Many records of the brothels were torched after the war and the surviving “comfort women” stayed largely silent until the early 1990s. In 1993, Japan’s then chief cabinet secretary Yohei Kono, acknowledged Japan’s role in pressing the women into sexual service. A private fund was set up to compensate them.
But conservatives, supported by some of Japan’s most popular newspapers, have long denied that the military was directly involved in forcing the women into brothels, and insist they voluntarily serviced frontline troops. Nationalist politicians say the women were prostitutes, sold or brokered by locals in Korea and elsewhere.
Those claims ignore the extensive documentation of military and government involvement in the comfort women system, says Dennis Halpin, a former senior Asia policy staffer for the US government and one of the authors of a landmark 2007 US House of Representatives resolution demanding Japan come clean.
They also play down the testimony of the women themselves, and other crucial evidence, including a Dutch parliamentary report in 1994, which found that some European civilians had been herded into the military brothels. Most expert historians accept that a mixture of coercion, deception and outright force was used against many of the women.
As a parliamentarian, Prime Minister Abe supported nationalist think tanks that reject such accounts. During his first term as prime minister in 2007, he got himself into hot water by saying there was “no proof” that the comfort women were coerced by the military. But in 2014 he bowed to pressure by pledging not to revise the Kono statement.
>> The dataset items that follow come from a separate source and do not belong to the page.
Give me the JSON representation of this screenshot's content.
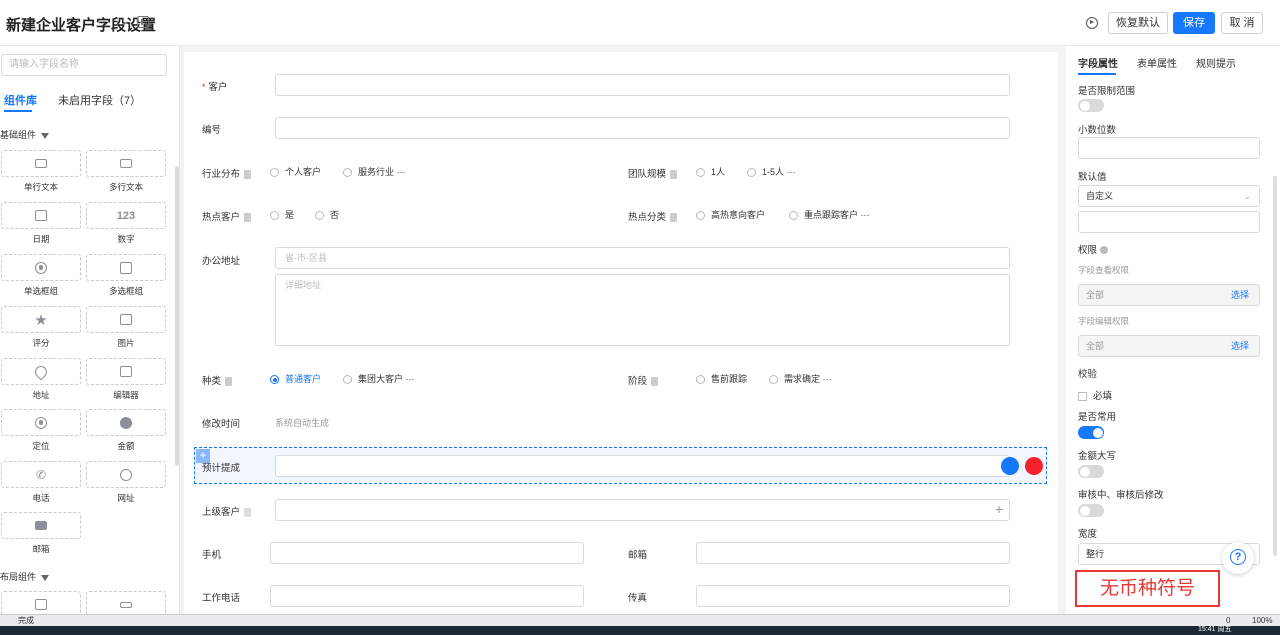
{
  "header": {
    "title": "新建企业客户字段设置",
    "restore_label": "恢复默认",
    "save_label": "保存",
    "cancel_label": "取 消"
  },
  "left": {
    "search_placeholder": "请输入字段名称",
    "tabs": [
      "组件库",
      "未启用字段（7）"
    ],
    "group_basic": "基础组件",
    "group_layout": "布局组件",
    "components": [
      {
        "label": "单行文本",
        "icon": "single-line-text-icon"
      },
      {
        "label": "多行文本",
        "icon": "multi-line-text-icon"
      },
      {
        "label": "日期",
        "icon": "calendar-icon"
      },
      {
        "label": "数字",
        "icon": "number-icon",
        "glyph": "123"
      },
      {
        "label": "单选框组",
        "icon": "radio-icon"
      },
      {
        "label": "多选框组",
        "icon": "checkbox-icon"
      },
      {
        "label": "评分",
        "icon": "star-icon"
      },
      {
        "label": "图片",
        "icon": "image-icon"
      },
      {
        "label": "地址",
        "icon": "location-pin-icon"
      },
      {
        "label": "编辑器",
        "icon": "editor-icon"
      },
      {
        "label": "定位",
        "icon": "locate-icon"
      },
      {
        "label": "金额",
        "icon": "amount-icon"
      },
      {
        "label": "电话",
        "icon": "phone-icon"
      },
      {
        "label": "网址",
        "icon": "globe-icon"
      },
      {
        "label": "邮箱",
        "icon": "mail-icon"
      }
    ]
  },
  "form": {
    "customer_label": "客户",
    "required_mark": "*",
    "code_label": "编号",
    "industry_label": "行业分布",
    "industry_options": [
      "个人客户",
      "服务行业"
    ],
    "team_label": "团队规模",
    "team_options": [
      "1人",
      "1-5人"
    ],
    "hot_customer_label": "热点客户",
    "hot_customer_options": [
      "是",
      "否"
    ],
    "hot_category_label": "热点分类",
    "hot_category_options": [
      "高热意向客户",
      "重点跟踪客户"
    ],
    "address_label": "办公地址",
    "address_region_placeholder": "省-市-区县",
    "address_detail_placeholder": "详细地址",
    "type_label": "种类",
    "type_options": [
      "普通客户",
      "集团大客户"
    ],
    "stage_label": "阶段",
    "stage_options": [
      "售前跟踪",
      "需求确定"
    ],
    "modified_label": "修改时间",
    "modified_value": "系统自动生成",
    "commission_label": "预计提成",
    "parent_label": "上级客户",
    "phone_label": "手机",
    "email_label": "邮箱",
    "workphone_label": "工作电话",
    "fax_label": "传真",
    "more": "···"
  },
  "right": {
    "tabs": [
      "字段属性",
      "表单属性",
      "规则提示"
    ],
    "limit_range_label": "是否限制范围",
    "decimals_label": "小数位数",
    "default_label": "默认值",
    "default_value": "自定义",
    "permission_label": "权限",
    "view_perm_label": "字段查看权限",
    "view_perm_value": "全部",
    "choose_label": "选择",
    "edit_perm_label": "字段编辑权限",
    "edit_perm_value": "全部",
    "validate_label": "校验",
    "required_label": "必填",
    "common_label": "是否常用",
    "uppercase_label": "金额大写",
    "audit_label": "审核中、审核后修改",
    "width_label": "宽度",
    "width_value": "整行",
    "toggles": {
      "limit_range": false,
      "common": true,
      "uppercase": false,
      "audit": false
    }
  },
  "annotation": "无币种符号",
  "status": {
    "text": "完成",
    "zoom": "100%",
    "time": "15:41 周五",
    "count": "0"
  },
  "colors": {
    "accent": "#1677ff",
    "annotation": "#e53935",
    "danger": "#f5222d"
  }
}
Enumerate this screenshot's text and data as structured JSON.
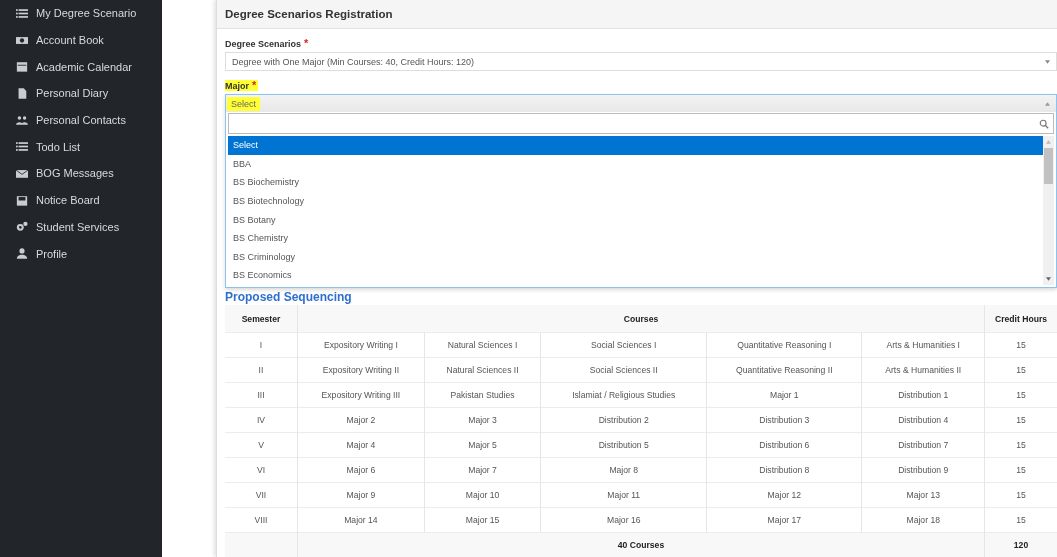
{
  "sidebar": {
    "items": [
      {
        "label": "My Degree Scenario"
      },
      {
        "label": "Account Book"
      },
      {
        "label": "Academic Calendar"
      },
      {
        "label": "Personal Diary"
      },
      {
        "label": "Personal Contacts"
      },
      {
        "label": "Todo List"
      },
      {
        "label": "BOG Messages"
      },
      {
        "label": "Notice Board"
      },
      {
        "label": "Student Services"
      },
      {
        "label": "Profile"
      }
    ]
  },
  "panel": {
    "title": "Degree Scenarios Registration",
    "degree_scenarios": {
      "label": "Degree Scenarios",
      "required_mark": "*",
      "value": "Degree with One Major (Min Courses: 40, Credit Hours: 120)"
    },
    "major": {
      "label": "Major",
      "required_mark": "*",
      "highlighted": true,
      "value": "Select",
      "expanded": true,
      "options": [
        {
          "label": "Select",
          "selected": true
        },
        {
          "label": "BBA",
          "selected": false
        },
        {
          "label": "BS Biochemistry",
          "selected": false
        },
        {
          "label": "BS Biotechnology",
          "selected": false
        },
        {
          "label": "BS Botany",
          "selected": false
        },
        {
          "label": "BS Chemistry",
          "selected": false
        },
        {
          "label": "BS Criminology",
          "selected": false
        },
        {
          "label": "BS Economics",
          "selected": false
        }
      ]
    },
    "section_title": "Proposed Sequencing",
    "table": {
      "columns": [
        "Semester",
        "Courses",
        "Credit Hours"
      ],
      "rows": [
        {
          "semester": "I",
          "courses": [
            "Expository Writing I",
            "Natural Sciences I",
            "Social Sciences I",
            "Quantitative Reasoning I",
            "Arts & Humanities I"
          ],
          "credit_hours": "15"
        },
        {
          "semester": "II",
          "courses": [
            "Expository Writing II",
            "Natural Sciences II",
            "Social Sciences II",
            "Quantitative Reasoning II",
            "Arts & Humanities II"
          ],
          "credit_hours": "15"
        },
        {
          "semester": "III",
          "courses": [
            "Expository Writing III",
            "Pakistan Studies",
            "Islamiat / Religious Studies",
            "Major 1",
            "Distribution 1"
          ],
          "credit_hours": "15"
        },
        {
          "semester": "IV",
          "courses": [
            "Major 2",
            "Major 3",
            "Distribution 2",
            "Distribution 3",
            "Distribution 4"
          ],
          "credit_hours": "15"
        },
        {
          "semester": "V",
          "courses": [
            "Major 4",
            "Major 5",
            "Distribution 5",
            "Distribution 6",
            "Distribution 7"
          ],
          "credit_hours": "15"
        },
        {
          "semester": "VI",
          "courses": [
            "Major 6",
            "Major 7",
            "Major 8",
            "Distribution 8",
            "Distribution 9"
          ],
          "credit_hours": "15"
        },
        {
          "semester": "VII",
          "courses": [
            "Major 9",
            "Major 10",
            "Major 11",
            "Major 12",
            "Major 13"
          ],
          "credit_hours": "15"
        },
        {
          "semester": "VIII",
          "courses": [
            "Major 14",
            "Major 15",
            "Major 16",
            "Major 17",
            "Major 18"
          ],
          "credit_hours": "15"
        }
      ],
      "footer": {
        "courses": "40 Courses",
        "credit_hours": "120"
      }
    }
  }
}
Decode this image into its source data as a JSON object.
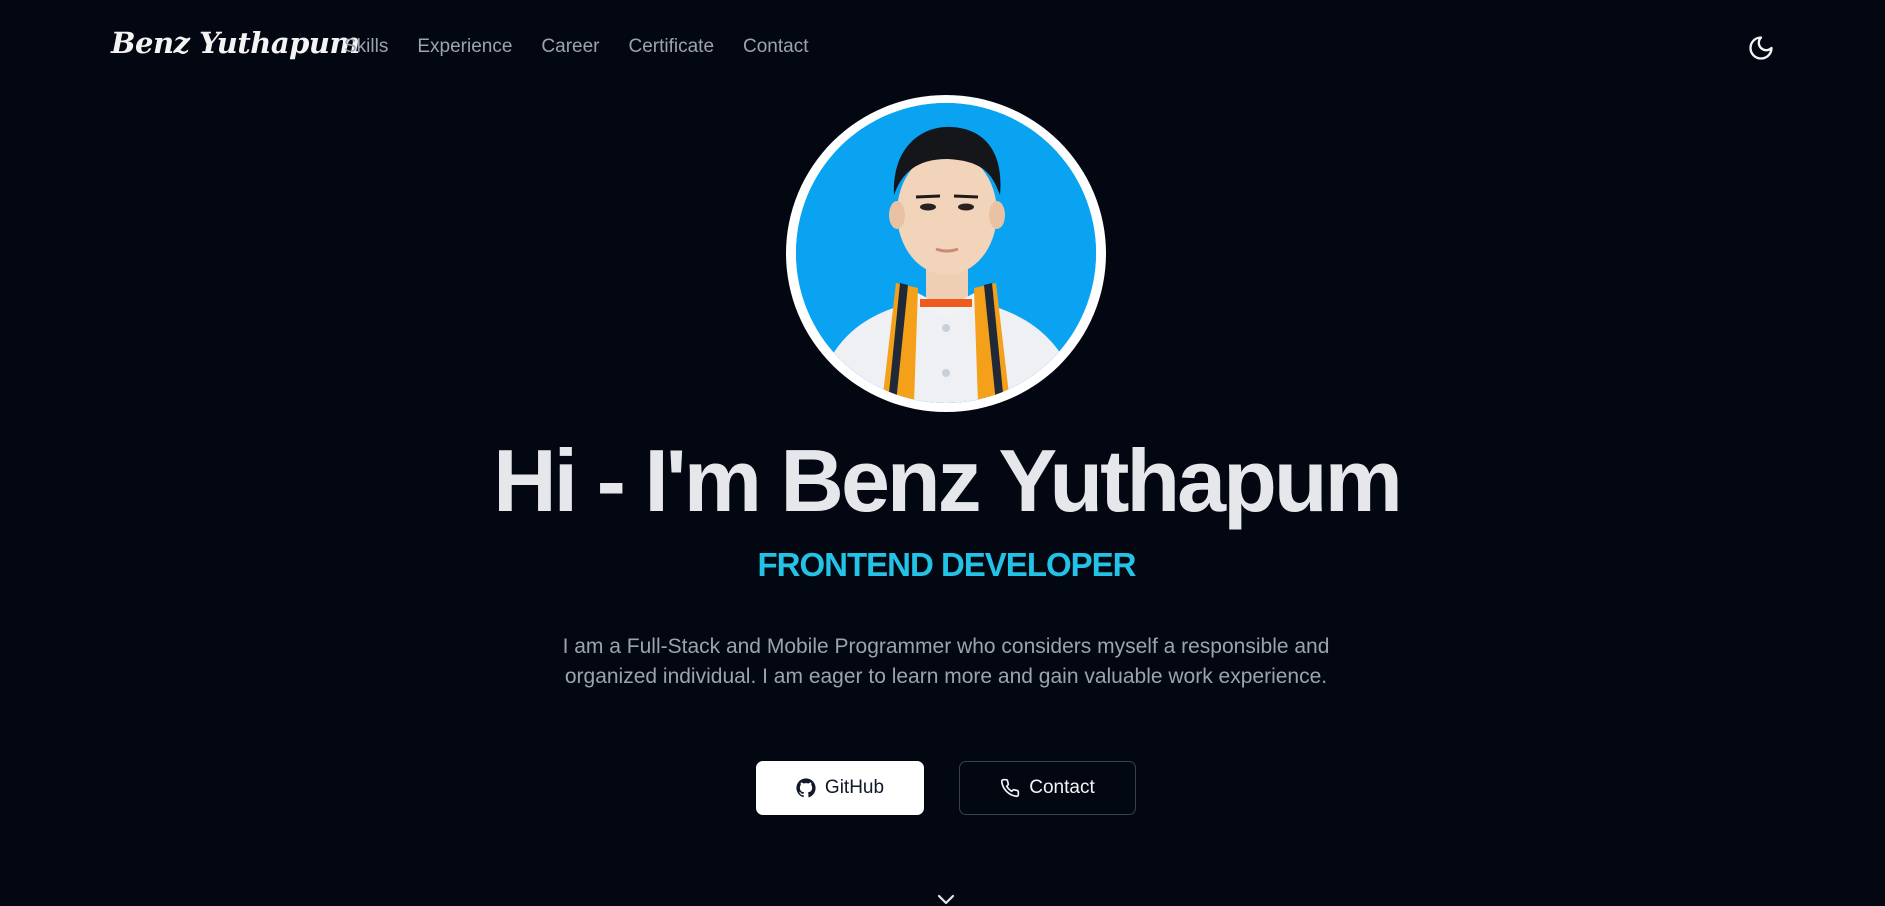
{
  "header": {
    "brand": "Benz Yuthapum",
    "nav": [
      {
        "label": "Skills"
      },
      {
        "label": "Experience"
      },
      {
        "label": "Career"
      },
      {
        "label": "Certificate"
      },
      {
        "label": "Contact"
      }
    ],
    "theme_toggle_icon": "moon-icon"
  },
  "hero": {
    "avatar_icon": "profile-photo",
    "title": "Hi - I'm Benz Yuthapum",
    "role": "FRONTEND DEVELOPER",
    "description": "I am a Full-Stack and Mobile Programmer who considers myself a responsible and organized individual. I am eager to learn more and gain valuable work experience.",
    "buttons": {
      "github": {
        "label": "GitHub",
        "icon": "github-icon"
      },
      "contact": {
        "label": "Contact",
        "icon": "phone-icon"
      }
    },
    "scroll_icon": "chevron-down-icon"
  },
  "colors": {
    "background": "#030712",
    "accent": "#22c3e6",
    "title": "#e5e7eb",
    "muted": "#9ca3af"
  }
}
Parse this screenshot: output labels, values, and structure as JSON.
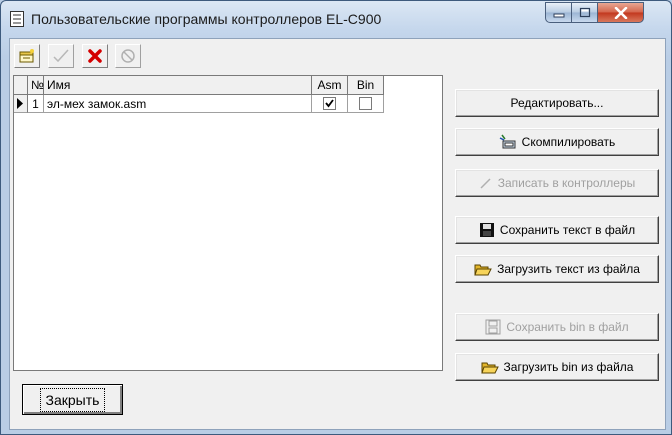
{
  "window": {
    "title": "Пользовательские программы контроллеров EL-C900",
    "title_icon": "program-list-icon"
  },
  "caption_buttons": {
    "minimize": "minimize-icon",
    "maximize": "maximize-icon",
    "close": "close-icon"
  },
  "toolbar": [
    {
      "name": "new-program",
      "icon": "new-program-icon",
      "enabled": true
    },
    {
      "name": "confirm",
      "icon": "checkmark-icon",
      "enabled": false
    },
    {
      "name": "delete",
      "icon": "delete-x-icon",
      "enabled": true
    },
    {
      "name": "cancel",
      "icon": "cancel-circle-icon",
      "enabled": false
    }
  ],
  "grid": {
    "columns": [
      "№",
      "Имя",
      "Asm",
      "Bin"
    ],
    "rows": [
      {
        "num": "1",
        "name": "эл-мех замок.asm",
        "asm": true,
        "bin": false
      }
    ]
  },
  "buttons": {
    "edit": "Редактировать...",
    "compile": "Скомпилировать",
    "write": "Записать в контроллеры",
    "save_text": "Сохранить текст в файл",
    "load_text": "Загрузить текст из файла",
    "save_bin": "Сохранить bin в файл",
    "load_bin": "Загрузить bin из файла",
    "close": "Закрыть"
  },
  "colors": {
    "delete_red": "#d40000",
    "close_red": "#c2371e",
    "disabled_gray": "#a0a0a0"
  }
}
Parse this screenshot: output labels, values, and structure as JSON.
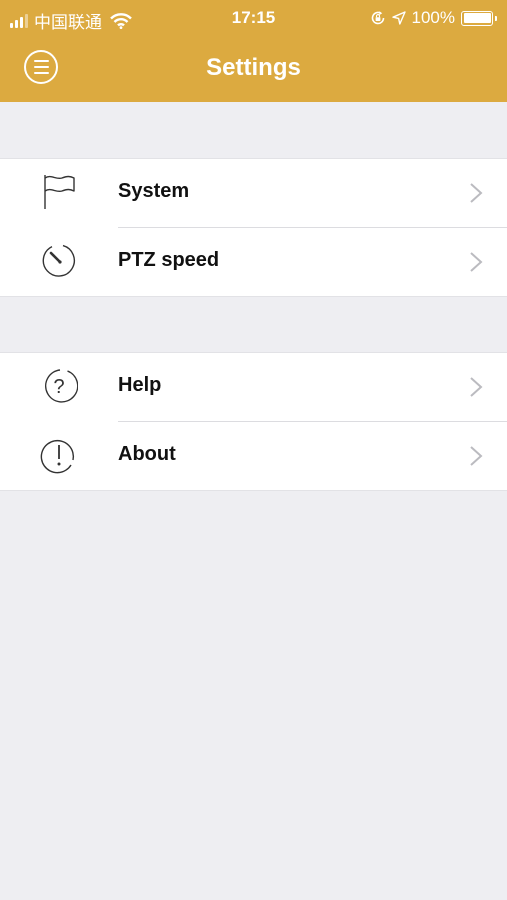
{
  "status_bar": {
    "carrier": "中国联通",
    "time": "17:15",
    "battery": "100%"
  },
  "header": {
    "title": "Settings",
    "menu_icon": "menu-circle-icon",
    "color": "#dcaa40"
  },
  "groups": [
    {
      "items": [
        {
          "label": "System",
          "icon": "flag-icon"
        },
        {
          "label": "PTZ speed",
          "icon": "timer-icon"
        }
      ]
    },
    {
      "items": [
        {
          "label": "Help",
          "icon": "question-icon"
        },
        {
          "label": "About",
          "icon": "info-exclamation-icon"
        }
      ]
    }
  ]
}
The statement was intended to end the controversy and reset the diplomatic compass. Instead, the dispute has festered and spread to the US, where a string of memorials to the comfort women, erected by Korean communities, has triggered angry Japanese diplomatic protests. American textbooks have also included references to the brothels.
Japan wants the controversy to end and has been prodded to act by Washington, which needs a resolution to an issue that divides its two key allies in East Asia, say analysts.
“The US wants Tokyo and Seoul to focus on their real enemies – North Korea, China – and not on each other,” says Robert Dujarric, director of the Institute of Contemporary Asian Studies at Temple University Japan.
On issues involving Japan’s wartime past, Mr Abe often seems torn between nationalist instincts and diplomatic necessity. In this case, diplomacy seems to have won.
Tokyo said the announcement means the comfort women issue is “resolved finally and irreversibly” and that both sides have agreed to end the diplomatic mudslinging that has poisoned ties for years.
However, a demand that a statue of a girl symbolising the women be removed from outside the Japanese embassy in Seoul has been rebuffed. The statue has become a rallying point for those seeking wartime redress in Korea but is viewed by Japanese conservatives as an embarrassment.
The deal may also be a hard sell for the Korean government. It must end diplomacy on the issue and, in effect, end campaigning on behalf of the women, who – says Yoshiaki Yoshimi, a Japanese historian who unearthed much of the documentation on the brothel system – were not consulted over the agreement. “It makes me sad because nobody has taken real responsibility for what happened,” he says.